Sun et al. (2017) Nectar properties and the role of sunbirds as pollinators of the golden-flowered tea (Camellia petelotii). American Journal of Botany 104:468 – 476.

冬季に開花するツバキ類を対象とした花蜜分析と野外でCamellia petelotiiの有効な送粉者を検討している。アジアでは、タイヨウチョウのようなスペシャリスト、メジロやヒヨドリなどのジェネラリストの2グループの鳥類が花粉媒介に貢献している。本研究では、Camellia petelotiiを対象としてさまざまな時間帯と起床条件下での訪花者を確認している。

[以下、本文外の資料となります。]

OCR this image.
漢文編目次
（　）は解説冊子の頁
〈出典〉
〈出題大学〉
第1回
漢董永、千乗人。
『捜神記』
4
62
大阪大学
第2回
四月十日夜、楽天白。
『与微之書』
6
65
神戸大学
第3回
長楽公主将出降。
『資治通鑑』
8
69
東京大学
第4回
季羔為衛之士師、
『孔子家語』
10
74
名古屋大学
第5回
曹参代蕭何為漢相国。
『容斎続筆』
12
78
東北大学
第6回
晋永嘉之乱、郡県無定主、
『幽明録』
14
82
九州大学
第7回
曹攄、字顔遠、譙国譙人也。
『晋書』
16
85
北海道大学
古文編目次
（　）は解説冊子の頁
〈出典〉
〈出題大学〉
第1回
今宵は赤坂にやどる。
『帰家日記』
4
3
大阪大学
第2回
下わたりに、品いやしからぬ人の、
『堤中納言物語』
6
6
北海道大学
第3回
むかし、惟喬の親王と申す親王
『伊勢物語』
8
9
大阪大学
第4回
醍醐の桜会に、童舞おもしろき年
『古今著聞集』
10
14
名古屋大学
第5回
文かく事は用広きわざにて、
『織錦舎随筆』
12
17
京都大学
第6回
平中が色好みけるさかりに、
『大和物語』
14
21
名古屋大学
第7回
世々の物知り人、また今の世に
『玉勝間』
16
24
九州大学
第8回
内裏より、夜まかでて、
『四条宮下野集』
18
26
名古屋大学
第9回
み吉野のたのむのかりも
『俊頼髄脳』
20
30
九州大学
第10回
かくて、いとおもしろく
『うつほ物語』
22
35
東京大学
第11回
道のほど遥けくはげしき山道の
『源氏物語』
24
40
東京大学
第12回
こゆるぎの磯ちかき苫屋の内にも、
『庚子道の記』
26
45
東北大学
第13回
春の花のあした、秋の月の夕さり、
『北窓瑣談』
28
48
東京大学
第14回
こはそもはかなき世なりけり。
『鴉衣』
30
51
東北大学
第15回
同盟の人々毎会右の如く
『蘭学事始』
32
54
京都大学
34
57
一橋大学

次にケージを用いた排除実験から、鳥類と昆虫の効果を検討している。さらにツバキ類8種と22品種を対象として、HPCLで花蜜の成分分析を行い、フルクトース、グルコース、スクロースの割合を調べている。

訪花者はアカハラコノハドリ、キゴシタイヨウチョウ、ミツバチ、ハナアブなどで、30分あたりの花あたり訪問頻度はミツバチが最も高く、次にタイヨウチョウ、ハナアブ、コノハドリの順番。ミツバチの訪花は時間帯や天気によって異なるが、鳥類は時間や天気に関わらずほぼ一定。鳥類の排除実験により、ミツバチだけだとfruit setもseed setも大幅に低下し、鳥類が有効な送粉者として機能している。針金で作った排除実験用のケージはこの研究用に作ったのか、それとも何かを流用したのだろうか?やはりキゴシタイヨウチョウが花に来ている写真とかよいですな。

Camellia petelotiiの花蜜の糖度は平均18.6%で、フルクトース8%、グルコース5%、スクロース87%で、スクロースがほとんど。他のツバキ類の花蜜の糖度は16-51%で、スクロースがほとんど。ツバキの仲間がほとんど同じような花蜜特性で、冬から春にかけて咲いていることからも鳥類が花粉媒介に貢献している可能性は高そう。